Task Force Black: The Explosive True Story of the Secret Special Forces War in Iraq de Mark Urban no se parece a ninguno de los libros del género que haya leído. Para empezar su autor es un periodista que en sus ratos libres ejerce de historiador militar, así que no es un paracaidista en el asunto. El propósito de su libro es contar el papel del Special Air Service británico en la ocupación de Iraq agregado a otras unidades de operaciones especiales estadounidenses dedicadas a la caza de “objetivos de alto valor” en el área de Bagdad. Pero el libro no es una colección de anécdotas y batallitas, nunca mejor dicho, sino que pone la evolución de las operaciones del SAS en el contexto de la guerra y el juego político del Reino Unido en sus relaciones con Estados Unidos. Para empezar, la sola presencia de fuerzas británicas en Bagdad tuvo un valor político, escenificando que se trataba de una alianza de iguales en la que el SAS jugaba en la misma liga que las unidades más secretas de Estados Unidos. Encontramos así que al SAS se le asigna la búsqueda de personalidades del régimen de Saddam Hussein en la creencia durante los primeros meses de la postguerra que eran aquellos quienes estaban urdiendo la resistencia contra las fuerzas de ocupación. Luego, el SAS se sumó a la caza de los yihadistas voluntarios llegados de ambos países. Mark Urban destaca la ceguera estadounidense sobre la naturaleza de la insurgencia, recordemos lo contado en The Insurgents por Fred Kaplan, pero sin justificarla trata de explicar cómo en aquellas circunstancias se carecía la perspectiva que ahora tenemos. Otro asunto interesante es cómo las noticias sobre tortura a prisioneros llevó a los británicos a no entregar los insurgentes capturados a las fuerzas estadounidenses. Eso les llevó a encargarse de misiones sin importancia hasta que las celdas de los centros de detención fueron mejoradas y otras medidas fueron tomadas para humanizar el trato a los prisioneros. Mark Urban destaca el papel de algunos comandantes del SAS sobre el terreno, los comandantes de la unidad y del Director de Fuerzas Especiales en imprimirle a sus soldados una visión y una dirección mientras que algunos otros dudaron del papel a jugar en Bagdad cuando las unidades regulares estaban desplegadas en la provincia de Basora.
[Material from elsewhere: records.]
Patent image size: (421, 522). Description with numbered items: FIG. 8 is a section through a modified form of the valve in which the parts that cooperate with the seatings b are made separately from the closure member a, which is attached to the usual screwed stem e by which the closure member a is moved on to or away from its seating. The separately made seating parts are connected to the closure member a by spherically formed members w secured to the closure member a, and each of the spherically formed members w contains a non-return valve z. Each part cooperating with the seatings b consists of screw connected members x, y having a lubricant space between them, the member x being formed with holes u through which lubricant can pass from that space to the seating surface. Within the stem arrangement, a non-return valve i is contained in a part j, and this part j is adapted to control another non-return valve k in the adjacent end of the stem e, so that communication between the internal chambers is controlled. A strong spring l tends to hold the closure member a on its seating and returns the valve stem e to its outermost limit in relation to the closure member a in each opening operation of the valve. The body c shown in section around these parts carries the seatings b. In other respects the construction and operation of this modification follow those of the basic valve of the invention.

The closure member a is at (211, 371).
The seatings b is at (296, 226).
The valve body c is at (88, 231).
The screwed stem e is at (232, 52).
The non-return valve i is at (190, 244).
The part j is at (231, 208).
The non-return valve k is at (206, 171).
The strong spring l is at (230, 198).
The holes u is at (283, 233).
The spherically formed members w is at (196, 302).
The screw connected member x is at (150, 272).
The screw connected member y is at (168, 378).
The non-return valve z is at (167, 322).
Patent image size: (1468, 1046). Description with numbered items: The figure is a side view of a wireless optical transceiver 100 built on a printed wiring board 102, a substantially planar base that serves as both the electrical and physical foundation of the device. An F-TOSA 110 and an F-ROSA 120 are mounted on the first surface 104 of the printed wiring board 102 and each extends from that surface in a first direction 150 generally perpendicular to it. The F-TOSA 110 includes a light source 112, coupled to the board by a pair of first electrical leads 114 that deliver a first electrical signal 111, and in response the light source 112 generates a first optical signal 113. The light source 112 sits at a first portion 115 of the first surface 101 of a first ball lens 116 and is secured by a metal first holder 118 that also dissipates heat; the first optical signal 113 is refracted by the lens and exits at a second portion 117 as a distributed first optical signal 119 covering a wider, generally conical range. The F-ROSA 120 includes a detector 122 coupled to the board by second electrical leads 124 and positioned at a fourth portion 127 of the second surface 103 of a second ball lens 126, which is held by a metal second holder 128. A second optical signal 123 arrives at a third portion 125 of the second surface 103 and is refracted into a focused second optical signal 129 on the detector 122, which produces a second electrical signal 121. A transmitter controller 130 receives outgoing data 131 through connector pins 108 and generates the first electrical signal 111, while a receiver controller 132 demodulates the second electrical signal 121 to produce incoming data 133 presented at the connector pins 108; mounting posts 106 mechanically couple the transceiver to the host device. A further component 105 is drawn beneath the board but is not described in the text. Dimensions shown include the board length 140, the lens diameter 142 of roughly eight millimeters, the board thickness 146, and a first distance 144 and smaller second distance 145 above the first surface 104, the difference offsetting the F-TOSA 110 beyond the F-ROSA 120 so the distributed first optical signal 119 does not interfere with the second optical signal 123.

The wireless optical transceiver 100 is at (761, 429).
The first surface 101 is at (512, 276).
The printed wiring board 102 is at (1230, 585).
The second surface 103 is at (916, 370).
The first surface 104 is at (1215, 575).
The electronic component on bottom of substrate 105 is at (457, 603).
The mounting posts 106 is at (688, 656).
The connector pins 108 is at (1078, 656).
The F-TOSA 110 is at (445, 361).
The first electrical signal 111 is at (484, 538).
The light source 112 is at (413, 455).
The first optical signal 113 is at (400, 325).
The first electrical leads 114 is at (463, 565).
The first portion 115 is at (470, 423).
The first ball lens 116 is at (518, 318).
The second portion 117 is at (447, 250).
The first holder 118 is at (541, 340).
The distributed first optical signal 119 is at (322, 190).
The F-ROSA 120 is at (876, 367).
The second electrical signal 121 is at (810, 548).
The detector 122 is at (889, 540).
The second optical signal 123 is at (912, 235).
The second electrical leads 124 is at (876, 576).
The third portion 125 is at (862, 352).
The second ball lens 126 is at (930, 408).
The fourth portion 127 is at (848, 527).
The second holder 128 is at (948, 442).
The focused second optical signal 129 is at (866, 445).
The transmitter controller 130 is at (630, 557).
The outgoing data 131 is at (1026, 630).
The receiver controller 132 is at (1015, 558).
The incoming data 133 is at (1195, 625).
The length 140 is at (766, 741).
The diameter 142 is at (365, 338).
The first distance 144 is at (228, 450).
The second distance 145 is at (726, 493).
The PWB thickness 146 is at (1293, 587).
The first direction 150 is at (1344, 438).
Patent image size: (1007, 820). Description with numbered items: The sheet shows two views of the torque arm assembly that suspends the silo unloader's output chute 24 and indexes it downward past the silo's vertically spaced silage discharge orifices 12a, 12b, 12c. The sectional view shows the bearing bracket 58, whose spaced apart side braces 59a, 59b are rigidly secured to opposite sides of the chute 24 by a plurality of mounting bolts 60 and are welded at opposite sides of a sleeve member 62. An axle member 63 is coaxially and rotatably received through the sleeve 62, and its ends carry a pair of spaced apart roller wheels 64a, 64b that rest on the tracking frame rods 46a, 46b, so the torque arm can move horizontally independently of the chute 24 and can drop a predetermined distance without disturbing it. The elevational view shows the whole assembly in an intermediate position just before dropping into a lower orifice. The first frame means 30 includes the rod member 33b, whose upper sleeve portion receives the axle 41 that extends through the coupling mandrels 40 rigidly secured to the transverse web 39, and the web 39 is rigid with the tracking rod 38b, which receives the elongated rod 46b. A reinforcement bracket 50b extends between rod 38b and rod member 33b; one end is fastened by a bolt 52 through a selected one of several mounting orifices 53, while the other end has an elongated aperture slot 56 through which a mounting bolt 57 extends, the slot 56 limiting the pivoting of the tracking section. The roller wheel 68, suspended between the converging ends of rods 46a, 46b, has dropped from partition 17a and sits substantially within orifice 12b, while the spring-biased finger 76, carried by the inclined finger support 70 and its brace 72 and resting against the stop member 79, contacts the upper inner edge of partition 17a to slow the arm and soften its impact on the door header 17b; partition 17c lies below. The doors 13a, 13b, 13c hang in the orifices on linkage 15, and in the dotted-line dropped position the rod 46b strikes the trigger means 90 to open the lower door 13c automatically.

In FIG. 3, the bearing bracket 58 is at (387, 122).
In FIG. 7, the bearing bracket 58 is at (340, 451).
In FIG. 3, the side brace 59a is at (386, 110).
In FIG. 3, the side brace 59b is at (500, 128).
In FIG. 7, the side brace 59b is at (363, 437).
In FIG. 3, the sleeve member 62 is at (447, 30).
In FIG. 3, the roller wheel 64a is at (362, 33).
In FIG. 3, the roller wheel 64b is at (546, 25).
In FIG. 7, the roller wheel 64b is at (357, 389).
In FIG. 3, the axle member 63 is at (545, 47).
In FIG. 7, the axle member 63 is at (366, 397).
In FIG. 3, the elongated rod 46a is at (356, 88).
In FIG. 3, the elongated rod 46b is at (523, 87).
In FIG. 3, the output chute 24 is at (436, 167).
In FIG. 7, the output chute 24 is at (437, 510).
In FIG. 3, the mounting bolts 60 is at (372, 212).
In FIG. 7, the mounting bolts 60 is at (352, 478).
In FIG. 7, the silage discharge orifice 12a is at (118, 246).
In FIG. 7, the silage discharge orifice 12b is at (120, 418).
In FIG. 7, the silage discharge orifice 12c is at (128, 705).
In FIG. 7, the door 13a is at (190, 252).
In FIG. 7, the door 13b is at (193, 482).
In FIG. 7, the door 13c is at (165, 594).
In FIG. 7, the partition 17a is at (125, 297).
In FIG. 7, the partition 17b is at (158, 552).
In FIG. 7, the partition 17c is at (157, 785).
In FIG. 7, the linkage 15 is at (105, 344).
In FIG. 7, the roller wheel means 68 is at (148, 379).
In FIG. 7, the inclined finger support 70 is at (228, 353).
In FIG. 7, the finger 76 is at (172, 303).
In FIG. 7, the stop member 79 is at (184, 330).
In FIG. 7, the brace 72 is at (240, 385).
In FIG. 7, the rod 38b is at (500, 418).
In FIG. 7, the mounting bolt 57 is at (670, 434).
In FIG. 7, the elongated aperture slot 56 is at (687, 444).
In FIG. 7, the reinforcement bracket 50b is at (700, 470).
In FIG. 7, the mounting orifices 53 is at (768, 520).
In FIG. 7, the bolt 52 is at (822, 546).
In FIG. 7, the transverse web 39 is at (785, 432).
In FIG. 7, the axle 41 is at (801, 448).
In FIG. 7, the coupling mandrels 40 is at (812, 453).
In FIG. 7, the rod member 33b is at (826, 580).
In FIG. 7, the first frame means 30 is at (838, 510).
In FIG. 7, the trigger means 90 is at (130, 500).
La historia de fondo es las visiones contradictorias sobre el origen de la insurgencia iraquí. Hasta la aplicación de la doctrina de contrainsurgencia se pensaba que el origen de todo era el rechazo a la ocupación extranjera, por lo que alguno defendía que las fuerzas multinacionales debían limitar sus operaciones al mínimo y abandonar el país lo antes posible. Sin embargo, el país estaba sumido en los prolegómenos de una guerra civil, lo que llevó a las tribus suníes a traicionar a Al Qaeda y aliarse con Estados Unidos para no ser aplastadas por la mayoría chiita y la intransigencia de los insurgentes yihadistas extranjeros. Mark Urban describe someramente un panorama de sectarismo y corrupción bastante desolador. Hoy se discute si realmente las nuevas estrategias tuvieron éxito y la situación en la país cambió por sí misma favorablemente para las fuerzas estadounidenses. En cualquier caso, el libro permite reflexionar sobre lo especulativas que son todas las reflexiones sobre la naturaleza de la insurgencia en un país en guerra y lo difícil que es que la democracia en paz triunfe. Lo que me deja el libro es más interés por lo que pasó en la región de Basora donde estuvieron desplegadas las tropas británicas. Un asunto del que he ido anotando títulos de libros en los que se habla de fracaso. Sería interesante saber si alguien hará un recuento de la experiencia española en Afganistán.